Direktur Operasi Tim Duffy, mewakili manajemen Tambang Emas Martabe menyatakan, berbagai persiapan sudah dilakukan Tambang Emas Martabe dalam rangka program social sejak April 2014 lalu, yaitu dengan memfasilitasi pemeriksaan mata dan skrining katarak di berbagai daerah.
Ditambahkan, untuk kegiatan kali ini, sebanyak 364 orang terdiagnosa katarak dan saat ini menjalani operasi. “Kami berharap, bersama dengan para mitra kerja yang peduli, kami terus berupaya meningkatkan pemahaman dan ketrampilan masyarakat untuk mencegah tantangan kesehatan yang dapat dicegah atau disembuhkan, ” terangnya.

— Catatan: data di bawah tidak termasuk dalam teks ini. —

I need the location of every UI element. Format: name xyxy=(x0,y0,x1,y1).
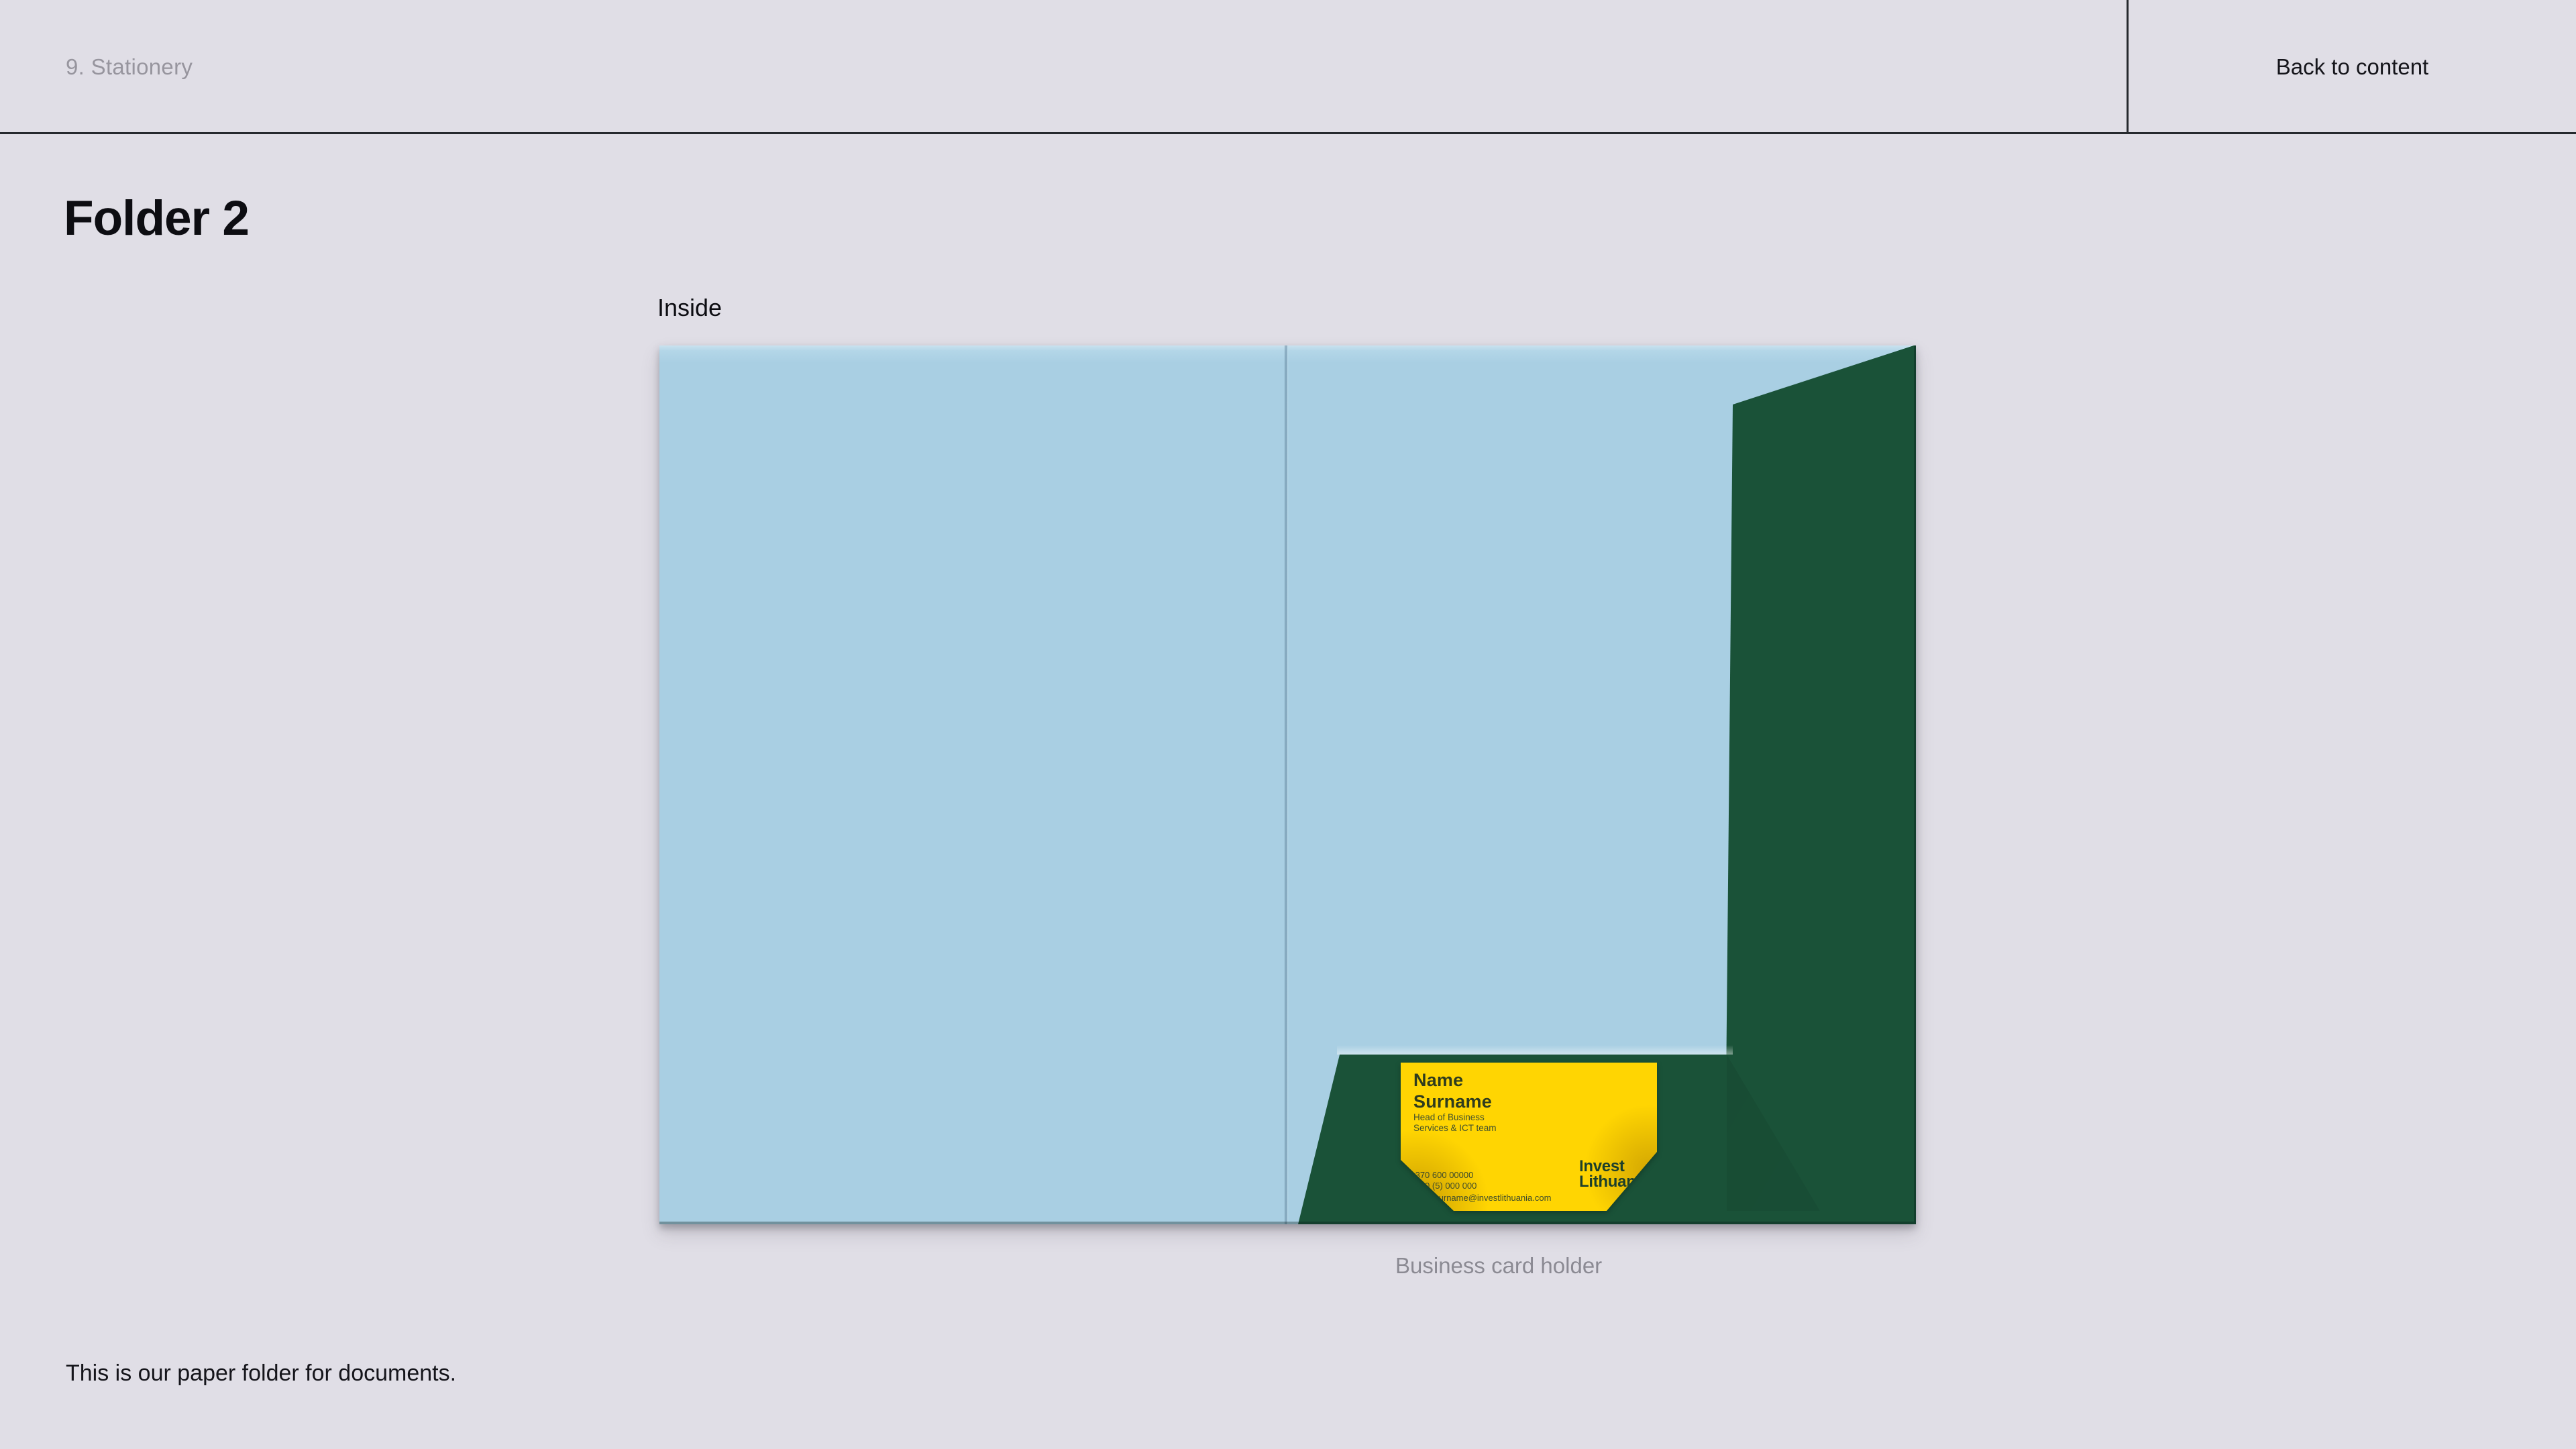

Mewakili pasien Bhakti Siregar mengungkapkan rasa terimakasih kepada Kodim 0212/TS dan Tambang Emas Martabe yang melaksanakan pengobatan mata secara gratis kepada warga kurang mampu. “ Kami berani dan yakin untuk menjalani operasi katarak dan kami ingin bisa melihat jelas agar dapat maksimal bekerja dan berladang guna kehidupan keluarga kami bisa terus berjalan,“ tuturnya. (hih)/(Analisa).